Initiativkreis Ruhrgebiet: Flughafen aus der Mottenkiste

Die Forderung nach einem neuen Mega-Airport ist unrealistisch. Besser wäre eine Zusammenarbeit Düsseldorf-Köln.

Essen. Die Forderung nach einem Großflughafen für das Ruhrgebiet, die der Initiativkreis Ruhrgebiet jetzt mit viel Pomp in Essen präsentierte, erscheint auf den ersten Blick ansprechend. Und auch das als möglicher Standort dafür genannte Braunkohle-Abbaugebiet Garzweiler hat zunächst durchaus Argumente für sich: Die dort schon jetzt theoretisch zur Verfügung stehende Fläche von mehr als 6600 Hektar ist riesig (der weltgrößte Flughafen in Chicago hat 2800 Hektar), und die potenziell unter Lärmbelastungen leidende Bevölkerung ist dort nur dünn angesiedelt.

Unterm Strich allerdings stammt der Vorschlag des Initiativkreises Ruhrgebiet aus der Mottenkiste - und wurde von Experten schon vor Jahren dort auch wieder beerdigt. Ursprünglich stammt die Idee vom Düsseldorfer Werbe-Fachmann Thomas Rempen aus dem Jahr 2003. Sie löste - wie auch heute wieder - ein großes Medienecho aus.

NRW-Verkehrsminister Oliver Wittke (CDU) wollte sich daher gestern gegenüber unserer Zeitung zu dem Thema nur sehr zurückhaltend und vage äußern: "Wir sind im Luftverkehr in NRW gut aufgestellt, das sieht man auch an der positiven Entwicklung der Flughäfen von Düsseldorf und Köln. Bei der natürlich notwendigen Weiterentwicklung der Verkehrsinfrastruktur denken wir über alles nach und diskutieren über verschiedene Alternativen."

Vermutlich wollte Wittke mit dieser zurückhaltenden Äußerung seinem Ministerpräsidenten und Parteifreund Jürgen Rüttgers nicht vorgreifen, der sich bei der Essener Veranstaltung "sehr skeptisch" gegenüber den Forderungen nach einem neuen Großflughafen zeigte. Aus Wittkes Umfeld wird nämlich der interne Ausspruch kolportiert: "Wir planen hier den Luftverkehr mit Luftverkehrs-Fachleuten und nicht mit Werbe-Fachleuten."

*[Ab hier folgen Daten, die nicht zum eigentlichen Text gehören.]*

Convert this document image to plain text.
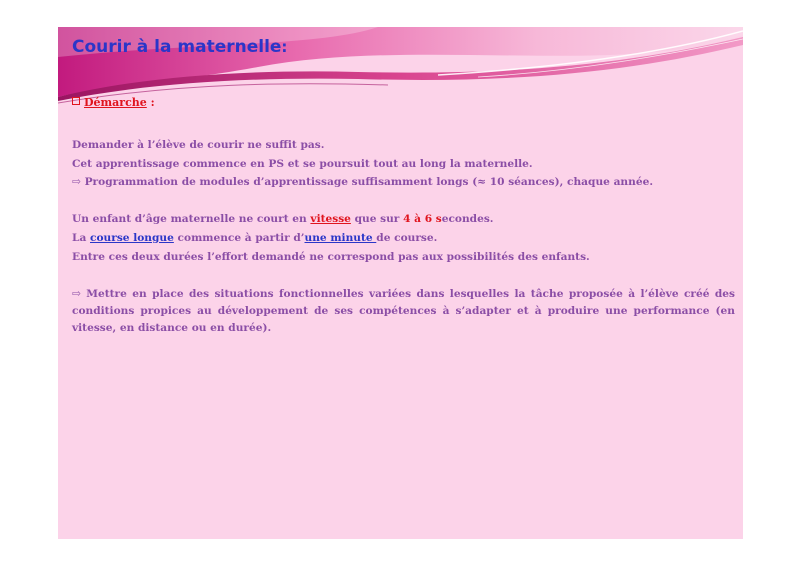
Courir à la maternelle:
Démarche :

Demander à l’élève de courir ne suffit pas.

Cet apprentissage commence en PS et se poursuit tout au long la maternelle.

⇨ Programmation de modules d’apprentissage suffisamment longs (≈ 10 séances), chaque année.

Un enfant d’âge maternelle ne court en vitesse que sur 4 à 6 secondes.

La course longue commence à partir d’une minute de course.

Entre ces deux durées l’effort demandé ne correspond pas aux possibilités des enfants.

⇨ Mettre en place des situations fonctionnelles variées dans lesquelles la tâche proposée à l’élève créé des conditions propices au développement de ses compétences à s’adapter et à produire une performance (en vitesse, en distance ou en durée).
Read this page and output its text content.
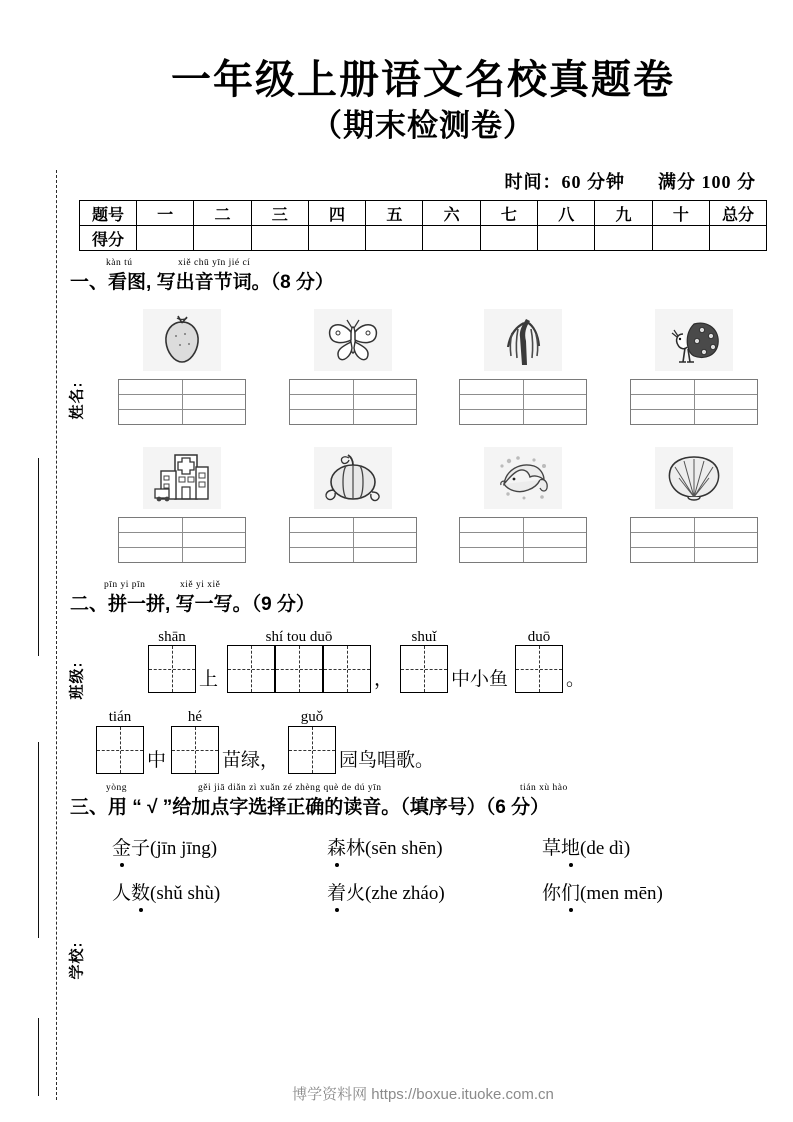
姓名:
班级:
学校:
一年级上册语文名校真题卷
（期末检测卷）
时间：60 分钟 满分 100 分
题号	一	二	三	四	五	六	七	八	九	十	总分
得分											
kàn tú	xiě chū yīn jié cí
一、看图, 写出音节词。（8 分）
pīn yi pīn	xiě yi xiě
二、拼一拼, 写一写。（9 分）
shān
上
shí tou duō
，
shuǐ
中小鱼
duō
。
tián
中
hé
苗绿，
guǒ
园鸟唱歌。
yòng	gěi jiā diǎn zì xuǎn zé zhèng què de dú yīn	tián xù hào
三、用 “ √ ”给加点字选择正确的读音。（填序号）（6 分）
金子(jīn jīng)	森林(sēn shēn)	草地(de dì)
人数(shǔ shù)	着火(zhe zháo)	你们(men mēn)
博学资料网 https://boxue.ituoke.com.cn
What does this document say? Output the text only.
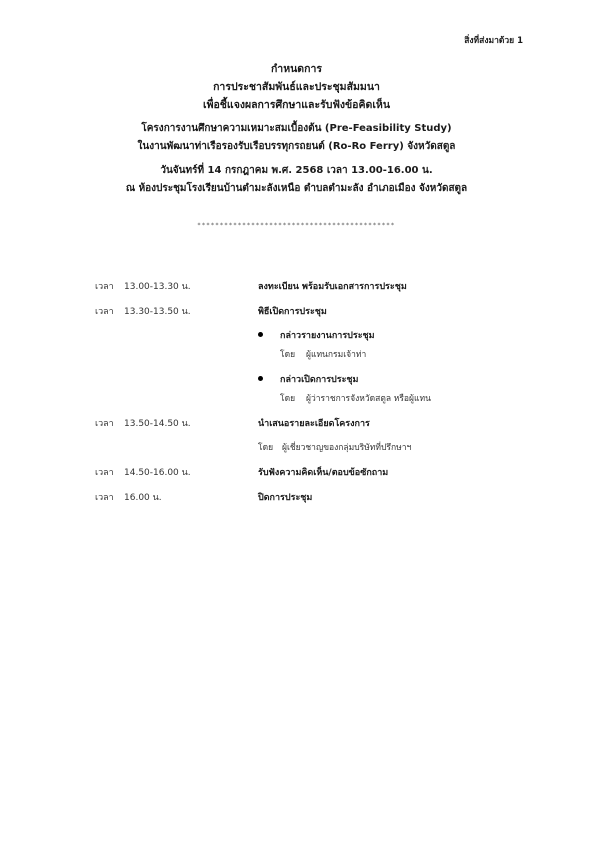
สิ่งที่ส่งมาด้วย 1
กำหนดการ
การประชาสัมพันธ์และประชุมสัมมนา
เพื่อชี้แจงผลการศึกษาและรับฟังข้อคิดเห็น
โครงการงานศึกษาความเหมาะสมเบื้องต้น (Pre-Feasibility Study)
ในงานพัฒนาท่าเรือรองรับเรือบรรทุกรถยนต์ (Ro-Ro Ferry) จังหวัดสตูล
วันจันทร์ที่ 14 กรกฎาคม พ.ศ. 2568 เวลา 13.00-16.00 น.
ณ ห้องประชุมโรงเรียนบ้านตำมะลังเหนือ ตำบลตำมะลัง อำเภอเมือง จังหวัดสตูล
********************************************
เวลา 13.00-13.30 น.	ลงทะเบียน พร้อมรับเอกสารการประชุม
เวลา 13.30-13.50 น.	พิธีเปิดการประชุม
กล่าวรายงานการประชุม
โดย ผู้แทนกรมเจ้าท่า
กล่าวเปิดการประชุม
โดย ผู้ว่าราชการจังหวัดสตูล หรือผู้แทน
เวลา 13.50-14.50 น.	นำเสนอรายละเอียดโครงการ
โดย ผู้เชี่ยวชาญของกลุ่มบริษัทที่ปรึกษาฯ
เวลา 14.50-16.00 น.	รับฟังความคิดเห็น/ตอบข้อซักถาม
เวลา 16.00 น.	ปิดการประชุม
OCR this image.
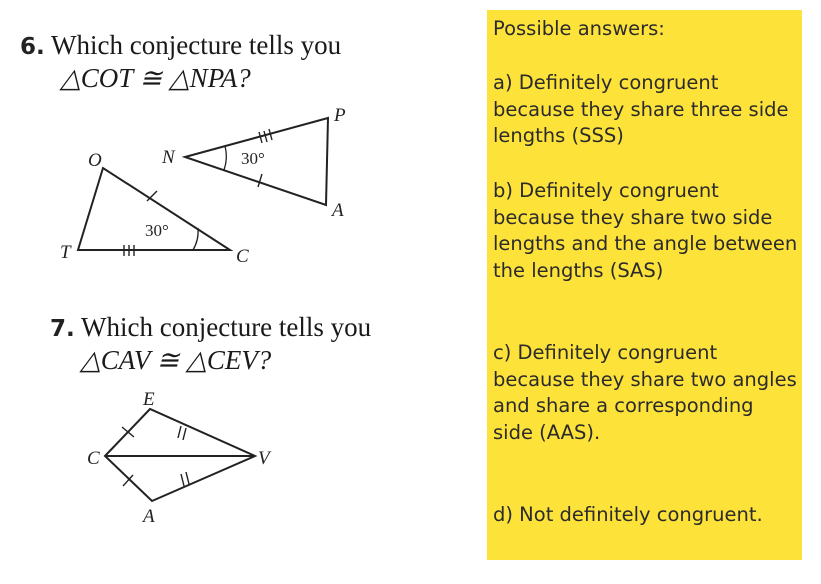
6. Which conjecture tells you
△COT ≅ △NPA?
30°
O
T	C
30°
N
P
A
7. Which conjecture tells you
△CAV ≅ △CEV?
E
C	V
A

Possible answers:

a) Definitely congruent because they share three side lengths (SSS)

b) Definitely congruent because they share two side lengths and the angle between the lengths (SAS)

c) Definitely congruent because they share two angles and share a corresponding side (AAS).

d) Not definitely congruent.
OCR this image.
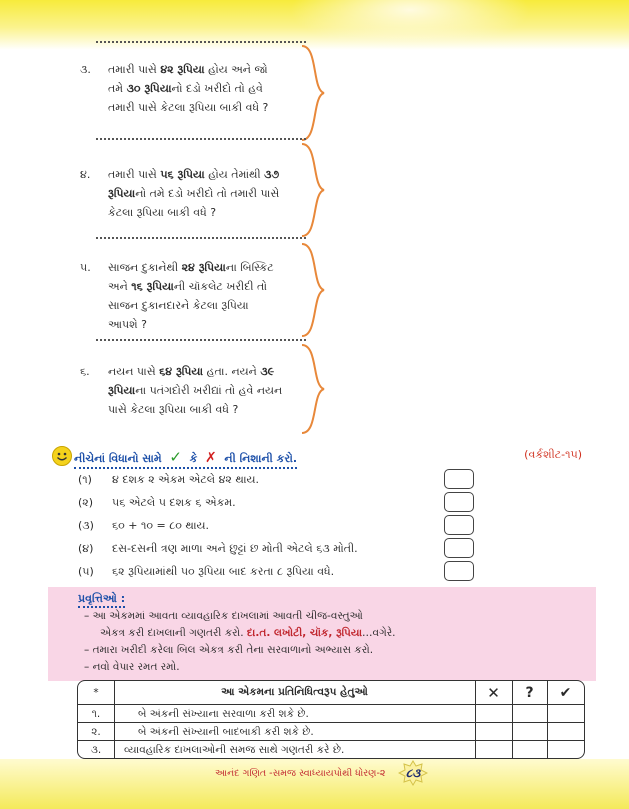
૩.	તમારી પાસે ૪૨ રૂપિયા હોય અને જો
તમે ૩૦ રૂપિયાનો દડો ખરીદો તો હવે
તમારી પાસે કેટલા રૂપિયા બાકી વધે ?
૪.	તમારી પાસે ૫૬ રૂપિયા હોય તેમાંથી ૩૭
રૂપિયાનો તમે દડો ખરીદો તો તમારી પાસે
કેટલા રૂપિયા બાકી વધે ?
૫.	સાજન દુકાનેથી ૨૪ રૂપિયાના બિસ્કિટ
અને ૧૬ રૂપિયાની ચૉકલેટ ખરીદી તો
સાજન દુકાનદારને કેટલા રૂપિયા
આપશે ?
૬.	નયન પાસે ૬૪ રૂપિયા હતા. નયને ૩૯
રૂપિયાના પતંગદોરી ખરીદ્યાં તો હવે નયન
પાસે કેટલા રૂપિયા બાકી વધે ?
નીચેનાં વિધાનો સામે ✓ કે ✗ ની નિશાની કરો.	(વર્કશીટ-૧૫)
(૧) ૪ દશક ૨ એકમ એટલે ૪૨ થાય.
(૨) ૫૬ એટલે ૫ દશક ૬ એકમ.
(૩) ૬૦ + ૧૦ = ૮૦ થાય.
(૪) દસ-દસની ત્રણ માળા અને છુટ્ટાં છ મોતી એટલે ૬૩ મોતી.
(૫) ૬૨ રૂપિયામાંથી ૫૦ રૂપિયા બાદ કરતા ૮ રૂપિયા વધે.
પ્રવૃત્તિઓ :
– આ એકમમાં આવતા વ્યાવહારિક દાખલામાં આવતી ચીજ-વસ્તુઓ
એકત્ર કરી દાખલાની ગણતરી કરો. દા.ત. લખોટી, ચૉક, રૂપિયા…વગેરે.
– તમારા ખરીદી કરેલા બિલ એકત્ર કરી તેના સરવાળાનો અભ્યાસ કરો.
– નવો વેપાર રમત રમો.
*	આ એકમના પ્રતિનિધિત્વરૂપ હેતુઓ	✕	?	✔
૧.	બે અંકની સંખ્યાના સરવાળા કરી શકે છે.
૨.	બે અંકની સંખ્યાની બાદબાકી કરી શકે છે.
૩.	વ્યાવહારિક દાખલાઓની સમજ સાથે ગણતરી કરે છે.
આનંદ ગણિત -સમજ સ્વાધ્યાયપોથી ધોરણ-૨	૮૩
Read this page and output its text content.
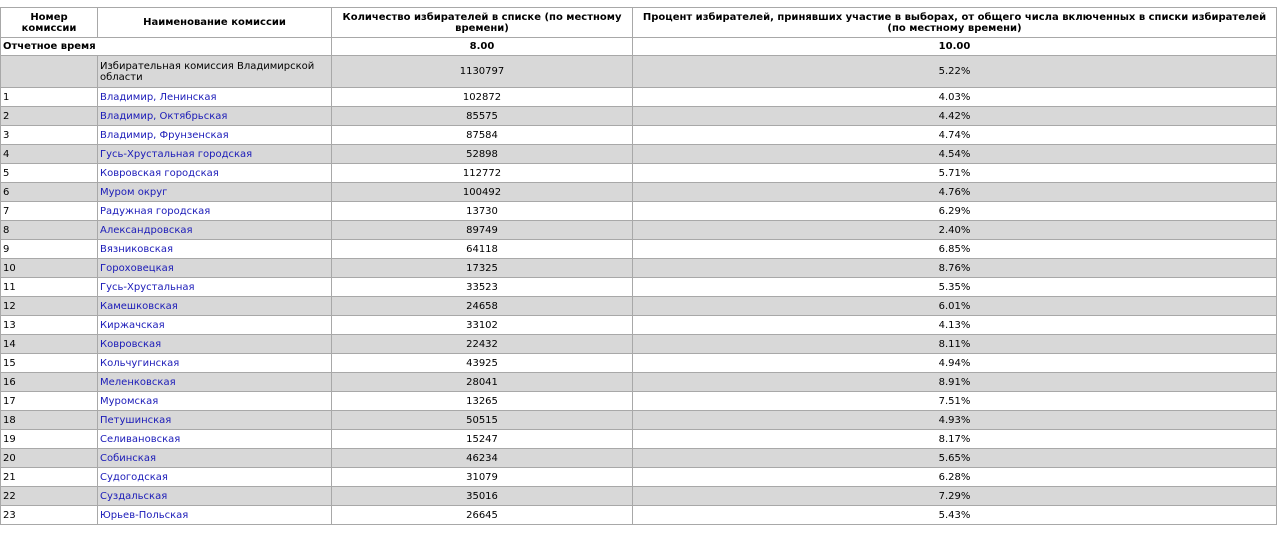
Номер комиссии	Наименование комиссии	Количество избирателей в списке (по местному времени)	Процент избирателей, принявших участие в выборах, от общего числа включенных в списки избирателей (по местному времени)
Отчетное время		8.00	10.00
	Избирательная комиссия Владимирской области	1130797	5.22%
1	Владимир, Ленинская	102872	4.03%
2	Владимир, Октябрьская	85575	4.42%
3	Владимир, Фрунзенская	87584	4.74%
4	Гусь-Хрустальная городская	52898	4.54%
5	Ковровская городская	112772	5.71%
6	Муром округ	100492	4.76%
7	Радужная городская	13730	6.29%
8	Александровская	89749	2.40%
9	Вязниковская	64118	6.85%
10	Гороховецкая	17325	8.76%
11	Гусь-Хрустальная	33523	5.35%
12	Камешковская	24658	6.01%
13	Киржачская	33102	4.13%
14	Ковровская	22432	8.11%
15	Кольчугинская	43925	4.94%
16	Меленковская	28041	8.91%
17	Муромская	13265	7.51%
18	Петушинская	50515	4.93%
19	Селивановская	15247	8.17%
20	Собинская	46234	5.65%
21	Судогодская	31079	6.28%
22	Суздальская	35016	7.29%
23	Юрьев-Польская	26645	5.43%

Und genau diese Luftverkehrsexperten sehen weder am Standort Garzweiler noch an irgendeinem anderen Standort in NRW den Bedarf für einen neuen Mega-Airport. Beim potenziellen Standort Garzweiler käme nämlich noch ein Problem mit internationalen Auswirkungen hinzu: Für den Start- und Landebetrieb wären wegen der großen Nähe zu Belgien und den Niederlanden auch die Lufträume der beiden Nationen betroffen.

Selbst wenn man etwa dem Düsseldorfer Flughafen-Chef Christoph Blume egoistische Motive unterstellt - seine Argumente sind nicht von der Hand zu weisen. "Der Airport fürs Ruhrgebiet heißt Düsseldorf. Vom Essener Rathaus bin ich in 20 Minuten bei uns." Und ab Düsseldorf gibt es eine Vielzahl von Europa-Verbindungen sowie immer mehr Interkontinental-Anbindungen nach Amerika und Asien.

Ein Großflughafen auf dem Garzweiler-Gelände würde vom Ruhrgebiet aus Anfahrtzeiten von deutlich über einer Stunde bedeuten - wie am deswegen bei vielen Geschäftsreisenden höchst unbeliebten Flughafen in München. Das Problem der weiten Anfahrtswege gilt im übrigen auch für einen potenziellen Standort im östlichen Westfalen.

Statt einen neuen Großflughafen zu bauen, wäre es nach Ansicht vieler Experten günstiger und effektiver, die Zusammenarbeit zwischen den Großflughäfen Düsseldorf und Köln zu intensivieren und beide durch eine schnelle und direkte Schienenverbindung anzubinden. Darin könnte dann auch der Mönchengladbacher Fughafen integriert werden - als Business-Flughafen für kleinere Jets. Dadurch könnten am Düsseldorfer Airport über 10000 Slots frei werden - mehr als genug für ein internationales Drehkreuz.